Leigos que realizam o sonho de Deus

Autor Redacao | Data 1 de novembro de 2019



Nos tempos atuais, onde observamos uma crescente hostilidade entre as pessoas, somos constantemente desafiados a viver e a testemunhar a solidariedade e a fraternidade de forma efetiva junto aos nossos irmãos. Diante deste crescente chaga passamos a refletir sobre o verdadeiro papel do leigo na Igreja e no mundo. Muitos podem pensar que a Igreja é uma espécie de refúgio, no qual se pode fugir do mundo hostil. É verdade que na Igreja encontramos esse espaço de paz verdadeira, precisamos reconhecer que é essencial que essa paz chegue aos quatro cantos do mundo.

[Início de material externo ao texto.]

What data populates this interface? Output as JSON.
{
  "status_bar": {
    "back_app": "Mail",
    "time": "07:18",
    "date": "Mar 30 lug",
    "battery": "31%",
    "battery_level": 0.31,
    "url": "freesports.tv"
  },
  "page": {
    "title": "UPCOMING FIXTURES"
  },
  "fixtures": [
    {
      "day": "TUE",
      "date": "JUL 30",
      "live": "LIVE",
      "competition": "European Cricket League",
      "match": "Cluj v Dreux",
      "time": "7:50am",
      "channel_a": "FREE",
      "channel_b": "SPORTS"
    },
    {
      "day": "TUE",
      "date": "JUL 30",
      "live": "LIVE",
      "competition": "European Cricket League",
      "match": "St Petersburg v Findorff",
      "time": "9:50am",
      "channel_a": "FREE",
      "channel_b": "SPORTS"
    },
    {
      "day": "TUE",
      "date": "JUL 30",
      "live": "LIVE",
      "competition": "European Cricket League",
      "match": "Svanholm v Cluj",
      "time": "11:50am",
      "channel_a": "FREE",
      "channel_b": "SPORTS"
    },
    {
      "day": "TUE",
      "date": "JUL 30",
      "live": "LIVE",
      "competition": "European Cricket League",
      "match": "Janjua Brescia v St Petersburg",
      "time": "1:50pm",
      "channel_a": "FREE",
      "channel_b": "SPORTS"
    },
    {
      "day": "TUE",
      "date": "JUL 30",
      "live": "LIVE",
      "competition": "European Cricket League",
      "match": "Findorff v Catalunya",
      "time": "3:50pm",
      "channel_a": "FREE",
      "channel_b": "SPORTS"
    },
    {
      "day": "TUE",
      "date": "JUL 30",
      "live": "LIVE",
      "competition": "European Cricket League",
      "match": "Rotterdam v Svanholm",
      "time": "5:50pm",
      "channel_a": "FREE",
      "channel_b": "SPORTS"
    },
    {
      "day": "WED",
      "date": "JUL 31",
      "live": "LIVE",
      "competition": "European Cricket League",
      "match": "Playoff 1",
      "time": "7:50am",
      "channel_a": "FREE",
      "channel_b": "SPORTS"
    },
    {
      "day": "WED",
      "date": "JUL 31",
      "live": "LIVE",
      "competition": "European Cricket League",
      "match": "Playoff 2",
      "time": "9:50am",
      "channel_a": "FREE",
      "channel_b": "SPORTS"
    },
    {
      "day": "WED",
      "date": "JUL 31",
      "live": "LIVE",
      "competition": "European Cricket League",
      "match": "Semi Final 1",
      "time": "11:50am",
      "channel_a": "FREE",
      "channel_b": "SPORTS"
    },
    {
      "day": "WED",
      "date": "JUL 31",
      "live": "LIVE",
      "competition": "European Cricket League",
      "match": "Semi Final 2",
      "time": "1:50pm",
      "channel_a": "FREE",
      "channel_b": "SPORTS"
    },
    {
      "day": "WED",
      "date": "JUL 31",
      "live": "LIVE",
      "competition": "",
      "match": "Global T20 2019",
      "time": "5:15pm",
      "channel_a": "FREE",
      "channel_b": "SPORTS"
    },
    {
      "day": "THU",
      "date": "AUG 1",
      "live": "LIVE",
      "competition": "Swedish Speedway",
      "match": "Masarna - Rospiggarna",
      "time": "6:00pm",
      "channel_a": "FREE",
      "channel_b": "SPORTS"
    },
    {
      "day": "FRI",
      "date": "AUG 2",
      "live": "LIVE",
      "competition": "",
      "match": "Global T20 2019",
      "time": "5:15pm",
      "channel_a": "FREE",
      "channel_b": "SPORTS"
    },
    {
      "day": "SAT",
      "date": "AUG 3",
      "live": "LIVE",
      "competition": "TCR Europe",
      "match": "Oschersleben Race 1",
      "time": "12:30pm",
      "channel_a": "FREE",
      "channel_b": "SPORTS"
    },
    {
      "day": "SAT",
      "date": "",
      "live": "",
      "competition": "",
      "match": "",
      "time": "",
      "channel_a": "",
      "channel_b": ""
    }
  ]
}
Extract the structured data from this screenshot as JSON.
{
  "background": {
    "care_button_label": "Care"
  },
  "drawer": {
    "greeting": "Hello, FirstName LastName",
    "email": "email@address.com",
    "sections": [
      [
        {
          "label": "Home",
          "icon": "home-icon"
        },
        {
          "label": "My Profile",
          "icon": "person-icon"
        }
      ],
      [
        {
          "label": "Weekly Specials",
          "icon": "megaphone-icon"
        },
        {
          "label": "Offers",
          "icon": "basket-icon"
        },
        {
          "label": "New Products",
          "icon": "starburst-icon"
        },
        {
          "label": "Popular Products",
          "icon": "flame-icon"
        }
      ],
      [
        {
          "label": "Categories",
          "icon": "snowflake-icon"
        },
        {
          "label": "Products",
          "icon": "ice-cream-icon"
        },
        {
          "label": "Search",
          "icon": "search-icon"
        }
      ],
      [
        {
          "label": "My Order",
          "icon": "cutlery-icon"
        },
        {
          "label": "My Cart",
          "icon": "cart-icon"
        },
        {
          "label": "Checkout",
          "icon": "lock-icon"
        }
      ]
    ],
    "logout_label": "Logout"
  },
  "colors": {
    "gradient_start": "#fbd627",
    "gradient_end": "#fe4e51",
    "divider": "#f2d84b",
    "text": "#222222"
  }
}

Porém o próprio Cristo nos diz: “ Ide por todo o mundo, pregai o evangelho a toda criatura”. (Mc 16,15).

 

Cristo, com sua encarnação, valorizou o mundo e os homens e é missão de todo o batizado buscar transformá-lo, com o máximo das nossas capacidades e possibilidades, fazendo com que o Reino de Deus, que Ele veio anunciar, chegue a todos.

 

O leigo está chamado a ser Sujeito Eclesial. E o que significa isto? Significa reconciliar toda a realidade humana e divina em uma mesma pessoa, ser à imagem daquele que é Deus e homem, Jesus. E este sujeito atua no mundo, como um cidadão comum, mas a sua atuação é fruto de seu ser, e este ser está a serviço do Reino por meio da Igreja. Em outras palavras, o sujeito eclesial está chamado a fazer parte ativa da missão da Igreja e restaurar tudo em Cristo, sob a proteção e guia de Maria.

 

O Documento de Aparecida assim define os leigos: “Os fiéis leigos são os cristãos que estão incorporados a Cristo pelo batismo, que formam o povo de Deus e participam das funções de Cristo: sacerdote, profeta e rei. Eles realizam, segundo sua condição, a missão de todo o povo cristão na Igreja e no mundo. São homens da Igreja no coração do mundo, e homens do mundo no coração da Igreja”. (cf. DA nº 209).

 

E segue dizendo: “Os leigos são chamados a participar na ação pastoral da Igreja, primeiro com o testemunho de sua vida e, em segundo lugar, com ações no campo da evangelização, da vida litúrgica e outras formas de apostolado segundo as necessidades locais sob a orientação de seus pastores”. (cf. DA nº 211).  Aqui um leve puxão de orelhas para o clero, muitas vezes os leigos desanimam porque eles não encontram esse estímulo no seu padre, na sua paróquia ou até no próprio bispo. Nós, da hierarquia da Igreja, precisamos ser estímulo constante e permanente na vida dos nossos cristãos leigos e leigas. Com certeza, com o nosso apoio e entusiasmo os envolvendo, eles não vão desanimar.

 

Será sonhar demais para a Igreja ver o leigo assumindo seu protagonismo diante de sua verdadeira missão de discípulo? Há mais ou menos 54 anos, final do Concilio Vaticano II, a Igreja vem sonhando com isso. Na edição 883 da Revista Diretrizes, abril/2015, em uma breve reflexão sobre os Grupos de Reflexão, que no meu entender é o canteiro das vocações, disse que para chegarmos a ser uma comunidade de comunidades, paróquias revitalizadas, nós, discípulos missionários, temos que ter verdadeira paixão pelo serviço. Neste mês em que a Igreja comemora o  dia Nacional dos Cristãos Leigos e Leigas, reitero minhas palavras naquela edição e faço a todos o mesmo convite que fiz ao final; Vamos Sonhar Juntos?